Но во второй раз всё пошло иначе. К тому моменту как после непредвиденно затянувшейся разлуки, разбавленной откровенными письмами и бесконечными телефонными разговорами, ты пересек полмира, и мы наконец-то снова были вместе – я люто ненавидел себя за то, что нам пришлось пережить. Не мог отделаться от мысли, будто своим вторым побегом я непоправимо что-то сломал в тебе. Этот проклятый образ улетающего самолета пронизывал каждую песню, застревал жгучим комком слёз у меня в горле, когда я молча слушал твой изменившийся за пять лет голос – вживую, без осточертевших телефонных помех, когда неотрывно смотрел на тебя, бледного, с чёрными кругами под глазами, не отошедшего после многочасового перелёта. Я и впрямь тогда боялся, что ты сошёл с ума: мы не вылезали из студии сутками, ты пел и пел свежесочинённые километры строк, срывая до хрипоты голос, не сводя с меня полубезумного взгляда, наотрез отказываясь отдыхать. Тебе было страшно уснуть здесь, а проснуться в другой стране, опять одному. И мы засыпали вместе тут же в студии, сражённые дикой усталостью, а на рассвете ходили к морю и катались в пустых пригородных поездах – ты всегда сидел у окна и жадно впитывал незнакомые дорожные картины. Но мне уже порядком приелись эти стройные громады небоскрёбов, целый день ловящие в свои стеклянно-зеркальные сети солнце, поэтому, убаюканный мерным гулом поезда, я дремал, впервые за эти годы чувствуя рядом твоё успокаивающее присутствие. Но сколько же невероятных песен ты написал тогда, изнемогая от разлуки от одиночества – не сосчитать. Многие из них стали хитами, нашими визитными карточками, другие так и остались раритетом для особо ярых фанатов. Но большинство твоих мучительно прекрасных стихов, которые ты несколько лет нескончаемой вереницей слал мне через океан, никто и никогда не услышит.

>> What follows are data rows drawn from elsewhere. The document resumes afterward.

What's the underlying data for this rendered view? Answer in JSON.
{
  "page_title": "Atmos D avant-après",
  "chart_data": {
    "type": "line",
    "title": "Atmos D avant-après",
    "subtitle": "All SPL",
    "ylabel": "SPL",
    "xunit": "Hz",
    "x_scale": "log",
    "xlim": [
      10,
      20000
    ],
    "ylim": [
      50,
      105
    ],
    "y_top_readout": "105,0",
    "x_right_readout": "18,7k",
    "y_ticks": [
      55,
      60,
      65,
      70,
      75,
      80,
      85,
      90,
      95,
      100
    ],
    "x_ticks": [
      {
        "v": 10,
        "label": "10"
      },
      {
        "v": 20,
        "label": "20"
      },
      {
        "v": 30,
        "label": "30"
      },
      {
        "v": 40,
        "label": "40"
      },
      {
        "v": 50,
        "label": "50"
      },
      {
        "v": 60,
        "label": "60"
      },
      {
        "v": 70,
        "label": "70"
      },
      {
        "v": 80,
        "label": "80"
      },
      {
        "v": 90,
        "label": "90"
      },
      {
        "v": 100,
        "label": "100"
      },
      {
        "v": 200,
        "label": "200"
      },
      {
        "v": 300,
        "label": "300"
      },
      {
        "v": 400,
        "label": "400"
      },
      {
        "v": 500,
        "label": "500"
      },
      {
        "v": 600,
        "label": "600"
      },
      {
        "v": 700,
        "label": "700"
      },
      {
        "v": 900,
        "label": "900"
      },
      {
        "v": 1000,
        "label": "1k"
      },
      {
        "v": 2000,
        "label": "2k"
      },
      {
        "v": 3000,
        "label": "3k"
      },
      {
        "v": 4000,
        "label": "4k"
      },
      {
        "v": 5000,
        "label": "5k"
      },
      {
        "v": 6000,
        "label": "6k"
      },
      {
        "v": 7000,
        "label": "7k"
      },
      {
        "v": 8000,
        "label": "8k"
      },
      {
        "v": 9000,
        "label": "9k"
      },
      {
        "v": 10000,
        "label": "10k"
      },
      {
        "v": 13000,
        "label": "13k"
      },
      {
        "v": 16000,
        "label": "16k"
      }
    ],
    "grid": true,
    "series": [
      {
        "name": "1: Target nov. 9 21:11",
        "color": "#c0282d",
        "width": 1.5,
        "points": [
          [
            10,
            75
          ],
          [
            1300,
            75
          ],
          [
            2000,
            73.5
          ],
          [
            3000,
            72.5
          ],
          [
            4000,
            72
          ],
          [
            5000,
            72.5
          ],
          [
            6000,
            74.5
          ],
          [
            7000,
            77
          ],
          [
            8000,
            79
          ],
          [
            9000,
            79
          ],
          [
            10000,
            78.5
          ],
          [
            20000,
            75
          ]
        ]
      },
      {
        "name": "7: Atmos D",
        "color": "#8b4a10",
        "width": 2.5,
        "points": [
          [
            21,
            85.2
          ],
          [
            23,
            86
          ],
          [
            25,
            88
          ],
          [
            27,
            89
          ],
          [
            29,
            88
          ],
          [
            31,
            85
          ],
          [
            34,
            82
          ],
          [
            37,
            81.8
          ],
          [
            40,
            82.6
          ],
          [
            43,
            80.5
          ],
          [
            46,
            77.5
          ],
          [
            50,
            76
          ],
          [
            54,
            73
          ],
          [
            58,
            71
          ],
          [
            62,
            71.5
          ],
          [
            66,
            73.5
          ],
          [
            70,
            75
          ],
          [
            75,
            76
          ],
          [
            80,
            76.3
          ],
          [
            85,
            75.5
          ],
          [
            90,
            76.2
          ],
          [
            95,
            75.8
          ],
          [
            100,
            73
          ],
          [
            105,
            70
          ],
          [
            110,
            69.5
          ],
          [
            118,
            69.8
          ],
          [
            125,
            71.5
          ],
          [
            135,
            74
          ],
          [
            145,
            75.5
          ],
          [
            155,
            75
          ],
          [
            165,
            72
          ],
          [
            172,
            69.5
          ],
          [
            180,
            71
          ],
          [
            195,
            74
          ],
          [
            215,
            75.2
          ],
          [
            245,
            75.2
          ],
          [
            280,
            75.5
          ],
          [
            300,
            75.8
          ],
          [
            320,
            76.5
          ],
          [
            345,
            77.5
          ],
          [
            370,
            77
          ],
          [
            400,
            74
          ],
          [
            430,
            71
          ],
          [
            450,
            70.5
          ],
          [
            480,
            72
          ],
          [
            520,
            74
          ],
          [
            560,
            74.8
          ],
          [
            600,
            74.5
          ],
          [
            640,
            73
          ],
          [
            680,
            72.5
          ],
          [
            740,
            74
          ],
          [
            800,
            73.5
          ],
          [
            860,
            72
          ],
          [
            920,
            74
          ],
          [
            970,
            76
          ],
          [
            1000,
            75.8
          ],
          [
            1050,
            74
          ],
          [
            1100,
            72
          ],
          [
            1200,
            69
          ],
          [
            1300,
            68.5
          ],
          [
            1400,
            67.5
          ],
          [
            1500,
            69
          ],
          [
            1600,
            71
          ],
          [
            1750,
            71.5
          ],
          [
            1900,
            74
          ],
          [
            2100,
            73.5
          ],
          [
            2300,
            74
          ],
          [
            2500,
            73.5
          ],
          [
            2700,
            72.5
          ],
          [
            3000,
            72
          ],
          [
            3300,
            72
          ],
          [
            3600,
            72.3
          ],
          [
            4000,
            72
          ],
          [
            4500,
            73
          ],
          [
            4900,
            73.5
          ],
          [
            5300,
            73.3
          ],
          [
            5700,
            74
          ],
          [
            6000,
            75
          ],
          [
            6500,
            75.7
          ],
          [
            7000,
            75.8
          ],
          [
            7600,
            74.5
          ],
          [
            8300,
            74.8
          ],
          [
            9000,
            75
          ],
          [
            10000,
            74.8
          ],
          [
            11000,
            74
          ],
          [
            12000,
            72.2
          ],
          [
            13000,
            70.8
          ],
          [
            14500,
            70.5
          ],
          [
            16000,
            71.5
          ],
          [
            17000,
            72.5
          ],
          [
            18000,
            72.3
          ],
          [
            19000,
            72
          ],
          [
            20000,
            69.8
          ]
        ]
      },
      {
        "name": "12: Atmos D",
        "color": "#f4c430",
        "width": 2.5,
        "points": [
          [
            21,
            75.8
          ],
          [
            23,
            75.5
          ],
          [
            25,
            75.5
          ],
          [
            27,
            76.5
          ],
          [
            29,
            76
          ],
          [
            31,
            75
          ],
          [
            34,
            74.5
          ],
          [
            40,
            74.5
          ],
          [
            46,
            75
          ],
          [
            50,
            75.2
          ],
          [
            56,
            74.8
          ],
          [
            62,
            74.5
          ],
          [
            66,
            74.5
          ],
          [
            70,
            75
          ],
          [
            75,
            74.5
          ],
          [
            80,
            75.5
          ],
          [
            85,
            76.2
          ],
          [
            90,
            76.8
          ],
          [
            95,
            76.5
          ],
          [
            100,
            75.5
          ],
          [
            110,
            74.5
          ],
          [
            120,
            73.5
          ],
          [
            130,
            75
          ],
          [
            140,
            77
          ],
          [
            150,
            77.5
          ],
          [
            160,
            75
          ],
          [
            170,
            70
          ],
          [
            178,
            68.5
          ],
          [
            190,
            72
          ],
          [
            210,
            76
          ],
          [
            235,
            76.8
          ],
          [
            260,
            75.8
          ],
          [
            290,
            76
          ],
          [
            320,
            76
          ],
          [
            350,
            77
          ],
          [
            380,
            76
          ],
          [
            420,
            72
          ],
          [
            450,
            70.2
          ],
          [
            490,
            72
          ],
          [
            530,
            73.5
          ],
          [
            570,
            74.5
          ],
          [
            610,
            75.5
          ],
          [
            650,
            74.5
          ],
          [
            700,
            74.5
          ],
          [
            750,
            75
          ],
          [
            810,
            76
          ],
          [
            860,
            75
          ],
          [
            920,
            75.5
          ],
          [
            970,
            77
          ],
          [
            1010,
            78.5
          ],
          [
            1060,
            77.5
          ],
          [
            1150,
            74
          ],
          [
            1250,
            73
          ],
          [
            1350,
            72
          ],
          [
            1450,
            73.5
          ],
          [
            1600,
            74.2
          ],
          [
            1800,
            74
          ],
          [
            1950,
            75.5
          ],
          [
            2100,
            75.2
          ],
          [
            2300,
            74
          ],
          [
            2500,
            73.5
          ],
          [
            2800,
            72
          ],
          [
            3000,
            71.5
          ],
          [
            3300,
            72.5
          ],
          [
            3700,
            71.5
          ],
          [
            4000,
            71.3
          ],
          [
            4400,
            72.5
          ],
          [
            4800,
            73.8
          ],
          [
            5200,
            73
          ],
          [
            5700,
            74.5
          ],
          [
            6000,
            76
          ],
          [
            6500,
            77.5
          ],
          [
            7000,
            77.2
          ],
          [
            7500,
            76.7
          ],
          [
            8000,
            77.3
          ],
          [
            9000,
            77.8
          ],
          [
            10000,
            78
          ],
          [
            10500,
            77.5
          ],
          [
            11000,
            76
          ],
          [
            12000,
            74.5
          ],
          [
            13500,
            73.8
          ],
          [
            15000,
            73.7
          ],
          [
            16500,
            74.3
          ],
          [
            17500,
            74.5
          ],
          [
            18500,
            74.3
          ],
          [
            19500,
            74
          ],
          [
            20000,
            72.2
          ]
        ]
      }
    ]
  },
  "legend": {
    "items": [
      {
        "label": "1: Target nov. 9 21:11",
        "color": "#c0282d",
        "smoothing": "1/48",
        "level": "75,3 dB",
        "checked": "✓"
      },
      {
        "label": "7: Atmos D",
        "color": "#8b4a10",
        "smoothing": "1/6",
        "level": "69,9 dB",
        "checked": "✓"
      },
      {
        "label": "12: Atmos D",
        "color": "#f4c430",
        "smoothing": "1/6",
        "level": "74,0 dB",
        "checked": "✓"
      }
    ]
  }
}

Мы могли бы хоть сейчас собрать из них десяток новых альбомов, но я никогда не позволю тиражировать и распродавать твою боль и нашу личную жизнь.

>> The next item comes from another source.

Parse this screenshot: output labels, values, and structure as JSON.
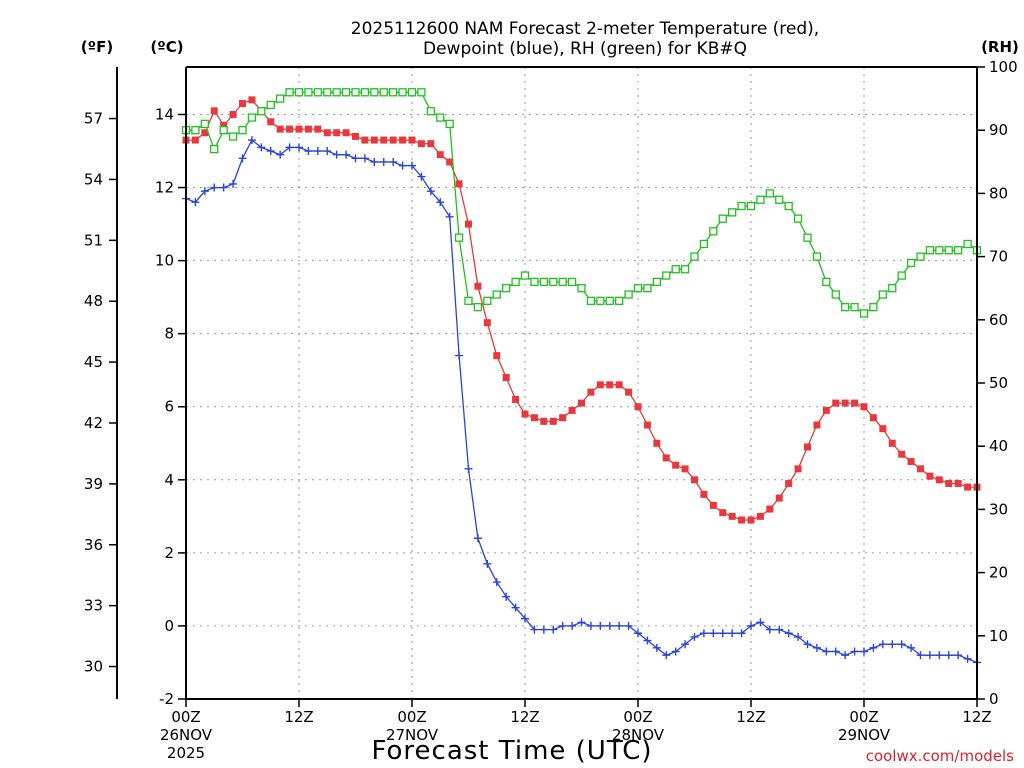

Постепенно ты успокоился, и, отпустив меня, стал стягивать куртку и выпутываться из узлов шарфа, упрямо уставившись в стену. Минуту спустя осторожно глянул в мою сторону покрасневшими глазами – я ободряюще улыбнулся тебе и ретировался на кухню, чтобы не смущать тебя своим присутствием. Самым первым делом, подумал я, надо отменить билеты в Мельбурн. Завтра утром, после сегодняшней ночи, которую мы скорее всего тихо проведем в компании алкоголя, ты как ни в чём не бывало уедешь домой. В свой собственный дом, отдельный мир, где я лишний. До сих пор странно осознавать это, ведь раньше моим – нашим – домом становилась любая общага, отель или студия звукозаписи, главное, чтобы мы были вместе. Теперь у тебя появились свои персональные заботы и хлопоты и личное закрытое ото всех пространство, в том числе и от меня. Ну что ж, у меня тоже есть дела – надо готовиться к интервью на радио. Спасибо за песню, Лёва, призраки прошлого, которые изредка преследуют тебя и которыми я живу все последние годы, вдруг будто бы оживают и бессовестно нашёптывают мне откровенное враньё, что рано отчаиваться, что всё ещё может стать как раньше. Я знаю, что ни драгоценное прошлое, ни бесшабашную молодость не вернуть, но обманывать себя так приятно. Спасибо тебе за всё, что было. Спасибо за то, что ты есть, мой друг.